One night I ripped the little wooden cross I wore around my neck and broke it to splinters with a hammer. I was mad at God. God took my dog. It was the biggest crisis of faith in my life.
People would say:
"Oh, you have other pets- that's not so bad."
Or
"Don't be sad."
Or
"She was old anyway."
Or
"She was just a dog."
Or
"You can get another one." (There was no other Zim.)
Or
"She was lucky to have you as an owner." (Not as lucky I was to have her as my dog.)
People can say such stupid things.
I kept waiting for time to heal all wounds. I was one big open wound and as time went by I wasn't healing.
But it helped a little to make her a tombstone. I bought a bag of cement and wrote this in the wet cement:
ZIM
She was the greatest dog on earth.
7-6-2008
We love you.
Her existence had to be honored
Then I stopped going to her grave and yelling profanities at God. I still thought of Zim every day.
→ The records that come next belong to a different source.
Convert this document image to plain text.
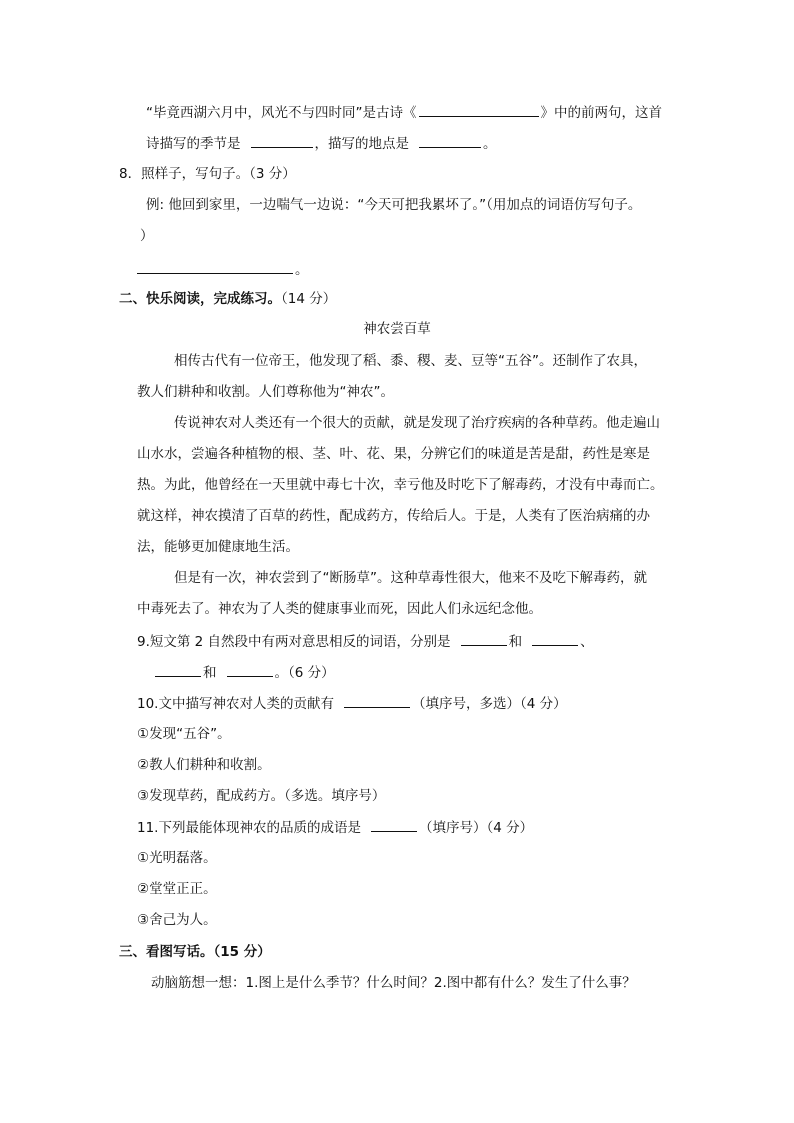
“毕竟西湖六月中，风光不与四时同”是古诗《	》中的前两句，这首
诗描写的季节是	，描写的地点是	。
8．照样子，写句子。（3 分）
例: 他回到家里，一边喘气一边说：“今天可把我累坏了。”（用加点的词语仿写句子。
）
。
二、快乐阅读，完成练习。（14 分）
神农尝百草
相传古代有一位帝王，他发现了稻、黍、稷、麦、豆等“五谷”。还制作了农具，
教人们耕种和收割。人们尊称他为“神农”。
传说神农对人类还有一个很大的贡献，就是发现了治疗疾病的各种草药。他走遍山
山水水，尝遍各种植物的根、茎、叶、花、果，分辨它们的味道是苦是甜，药性是寒是
热。为此，他曾经在一天里就中毒七十次，幸亏他及时吃下了解毒药，才没有中毒而亡。
就这样，神农摸清了百草的药性，配成药方，传给后人。于是，人类有了医治病痛的办
法，能够更加健康地生活。
但是有一次，神农尝到了“断肠草”。这种草毒性很大，他来不及吃下解毒药，就
中毒死去了。神农为了人类的健康事业而死，因此人们永远纪念他。
9.短文第 2 自然段中有两对意思相反的词语，分别是	和	、
和	。（6 分）
10.文中描写神农对人类的贡献有	（填序号，多选）（4 分）
①发现“五谷”。
②教人们耕种和收割。
③发现草药，配成药方。（多选。填序号）
11.下列最能体现神农的品质的成语是	（填序号）（4 分）
①光明磊落。
②堂堂正正。
③舍己为人。
三、看图写话。（15 分）
动脑筋想一想：1.图上是什么季节？什么时间？2.图中都有什么？发生了什么事？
I talked to people who had loved and lost animals. We talked about them and cried together and that helped. People love their animals and you have to love people for that. There will always be an empty space when I walk in the door. It makes me sad that nobody hides my shoes anymore. That bright star shining out in a dreary sky has stopped shining. I still don't know why my dog died. If there was a plan it was a stupid one.
Sometimes I still go to where I buried Zim. It feels good to sit there and tell her that I love her and cry. But it's ok to still cry because I did love her. Now I am more human. Now I feel more and I am thankful that I had the honor of having Zim in my life.
Months later, I was reading a book written by a wise woman. A realization came to me about Zim. When I met her, a new type of love was born into my life. Because of her I felt a simple, pure and unconditional love that I had never felt before. She couldn't stay. We had to be separated eventually. We were separated years too soon if had been up to me but it wasn't up to me. I was separated from Zim but that love she brought into my life is with me forever. She gave me that gift.
The same night that Zim died we got a kitten that we had been waiting on until it got old enough to leave its mother. One night, I was sitting on my bed and this tiny cat came up to me and put one paw then the other paw on my leg. Then he laid his little head down on his paws. I thought, "Oh no. Here we go again." Years from now I'll be crying all over again but it doesn't matter- we love our animals.
Their lives are temporary but the love they give us stays forever.